New paper: Antarctic metagenomes reveal novel microbial diversity

I’ve fallen very far behind on my one-time goal of writing a blog post for each new lab publication. Seeking redemption via a paper out today by former Bowman Lab postdoc Avishek Dutta, now an assistant professor at UGA. His paper, Depth drives the distribution of microbial ecological functions in the coastal western Antarctic Peninsula, is the first study (we believe) to employ high throughput shotgun metagenomics to evaluate the ecological functions of bacteria and archaea across multiple depths and seasons in the Antarctic marine system. It builds on some wonderful work by Tom Delmont in the Amundsen Sea and Joseph Grzymski in the same region as this study.

Avishek selected 48 historic samples collected by our group in collaboration with the Palmer Long Term Ecological Research study for shotgun metagenomic analysis. Although this is not a particularly large sample set by today’s standards, using Avishek’s iMAGine pipeline it was nonetheless sufficient to yield 2,940 bins (collections of contigs that might be from similar genomes) and 137 dereplicated, high quality bins that we considered metagenome assembled genomes (MAGs). MAGs are not perfect constructs; they’re incomplete and likely composites of different, highly similar genomes. Nonetheless, standard genomic tools and analyses can be applied to them to try and infer likely metabolisms and other characteristics.

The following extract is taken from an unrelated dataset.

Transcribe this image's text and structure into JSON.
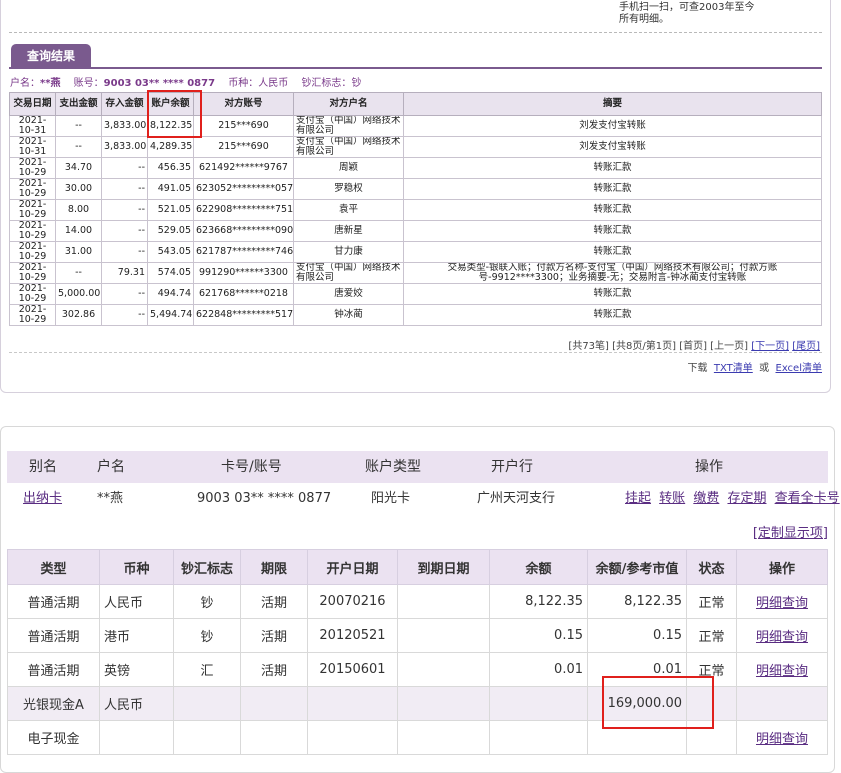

You really have to stare at the above figure for a while to start to wrap your head around the details, but the main points are: 1) There’s a lot of potential for carbohydrate degradation potential, as we might expect for bacteria and archaea that respond to phytoplankton blooms. 2) There’s a lot of dark carbon fixation potential, and this is often combined with different heterotrophic metabolisms to produce a prokaryotic mixotrophic functional type (i.e. an organism that can switch between autotrophic and heterotrophic metabolisms). This is one of those things that we assume must be fairly common without actually observing it. Right now there is a lot of discussion in various communities about the role of mixotrophic protists in marine foodwebs and the carbon cycle, but mixotrophic bacteria and archaea get surprisingly little attention.